Formalising whistleblowing procedures
Banks, building societies, credit unions, investment firms and insurers in the United Kingdom could in future be required to appoint “whistleblowers’ champions in their organisations under proposals set out by the country’s financial services regulators.
Banks, building societies, credit unions, investment firms and insurers in the United Kingdom could in future be required to appoint “whistleblowers’ champions in their organisations under proposals set out by the country’s financial services regulators.
Measures put forward by the Prudential Regulation Authority (PRA) and Financial Conduct Authority (FCA) call for a specific individual within such firms to be responsible for overseeing the effectiveness of internal whistleblowing arrangements.
These include arrangements for protecting whistleblowers against detrimental treatment, preparing an annual report to the board about their operation, and reporting to FCA where, in a case before an employment tribunal contested by the firm, the tribunal finds in favour of a whistleblower.
These proposals form part of a raft of measures put forward by the regulators in response to recommendations made by the Parliamentary Commission on Banking Standards.
Organisations would be required to inform their employees that they can blow the whistle to FCA or the PRA and to offer protection to all whistleblowers, regardless of their relationship with the firm and topic of their disclosure.
Firms would also need to include provisions in new employment contracts and settlement agreements which clarify that nothing in those agreements prevent an employee (or ex-employee) from making a protected disclosure.
PRA and FCA said, “These proposals seek to formalise organisations’ whistleblowing procedures and are aimed at moving towards a more consistent approach, building on existing good practice in firms.”
It added, “They aim to ensure that all employees are encouraged to blow the whistle where they suspect misconduct, confident that their concerns will be considered and that there will be no personal repercussions.”
The measures form part of a consultation - which closes on May 22 - and is intended to build upon FCA’s existing guidance on how firms handle whistleblowers.
A spokesperson of the ICC FIB indicated that an in-house whistle blowing system that is properly managed and supported could be invaluable for a corporate’s internal compliance purposes.
In a related development, the regulators have also confirmed that certain non-executive directors (NEDs) of financial institutions and insurers could be held individually liable if they do not take reasonable steps to prevent or stop breaches of regulatory requirements in their areas of responsibility.
NEDs that would fall under PRA’s senior managers’ regime (SMR) and senior insurance managers’ regime (SIMR) are board chairs, senior independent directors and chairs of risk, audit and remuneration committees.
The SMR and SIMR will therefore focus on those NEDs with specific responsibilities for areas or committees directly relevant to a firm’s safety and soundness.
Senior managers in banks will also be subject to a separate offence which could result in them being held criminally liable for reckless decisions leading to the failure of banks.
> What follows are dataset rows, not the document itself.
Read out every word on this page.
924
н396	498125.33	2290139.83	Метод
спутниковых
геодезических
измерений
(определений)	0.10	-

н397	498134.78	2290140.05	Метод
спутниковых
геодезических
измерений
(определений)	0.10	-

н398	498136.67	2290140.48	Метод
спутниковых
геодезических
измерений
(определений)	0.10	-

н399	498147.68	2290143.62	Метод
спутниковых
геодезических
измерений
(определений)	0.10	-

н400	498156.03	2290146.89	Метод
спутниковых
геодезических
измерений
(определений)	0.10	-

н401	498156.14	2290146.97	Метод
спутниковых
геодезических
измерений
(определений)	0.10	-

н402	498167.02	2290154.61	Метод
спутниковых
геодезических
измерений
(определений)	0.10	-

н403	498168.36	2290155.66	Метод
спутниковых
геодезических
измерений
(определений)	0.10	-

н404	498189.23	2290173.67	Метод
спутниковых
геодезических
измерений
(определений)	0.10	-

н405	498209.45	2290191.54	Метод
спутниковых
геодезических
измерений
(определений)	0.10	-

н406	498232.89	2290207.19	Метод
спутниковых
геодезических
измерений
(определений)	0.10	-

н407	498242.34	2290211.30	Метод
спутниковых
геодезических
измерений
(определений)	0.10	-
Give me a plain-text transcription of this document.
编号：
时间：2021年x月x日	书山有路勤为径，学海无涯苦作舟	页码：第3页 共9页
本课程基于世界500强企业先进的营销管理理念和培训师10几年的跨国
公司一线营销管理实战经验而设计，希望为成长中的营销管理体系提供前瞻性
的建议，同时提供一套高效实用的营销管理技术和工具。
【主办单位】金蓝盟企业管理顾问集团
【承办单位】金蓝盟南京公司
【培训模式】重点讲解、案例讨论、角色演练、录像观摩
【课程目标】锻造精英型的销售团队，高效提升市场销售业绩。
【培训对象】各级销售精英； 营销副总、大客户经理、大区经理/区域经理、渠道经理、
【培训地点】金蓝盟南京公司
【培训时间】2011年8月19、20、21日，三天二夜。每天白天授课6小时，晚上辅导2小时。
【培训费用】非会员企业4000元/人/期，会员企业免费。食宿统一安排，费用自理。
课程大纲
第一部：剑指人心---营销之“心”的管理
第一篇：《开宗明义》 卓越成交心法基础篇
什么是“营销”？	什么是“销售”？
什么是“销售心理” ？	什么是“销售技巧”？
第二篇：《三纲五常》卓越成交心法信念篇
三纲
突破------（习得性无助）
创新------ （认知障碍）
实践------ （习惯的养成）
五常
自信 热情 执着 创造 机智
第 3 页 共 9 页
This new criminal offence would be subject to the usual standard of proof in criminal cases which is beyond reasonable doubt.
PRA chief executive Andrew Bailey, who is also deputy governor of the Bank of England said, “senior managers will be held individually accountable if the areas they are responsible for fail to meet our requirements. Our new accountability regime will hold all senior managers, including non-executive directors, to a clear standard of behaviour and we will take action where they fail to meet this.”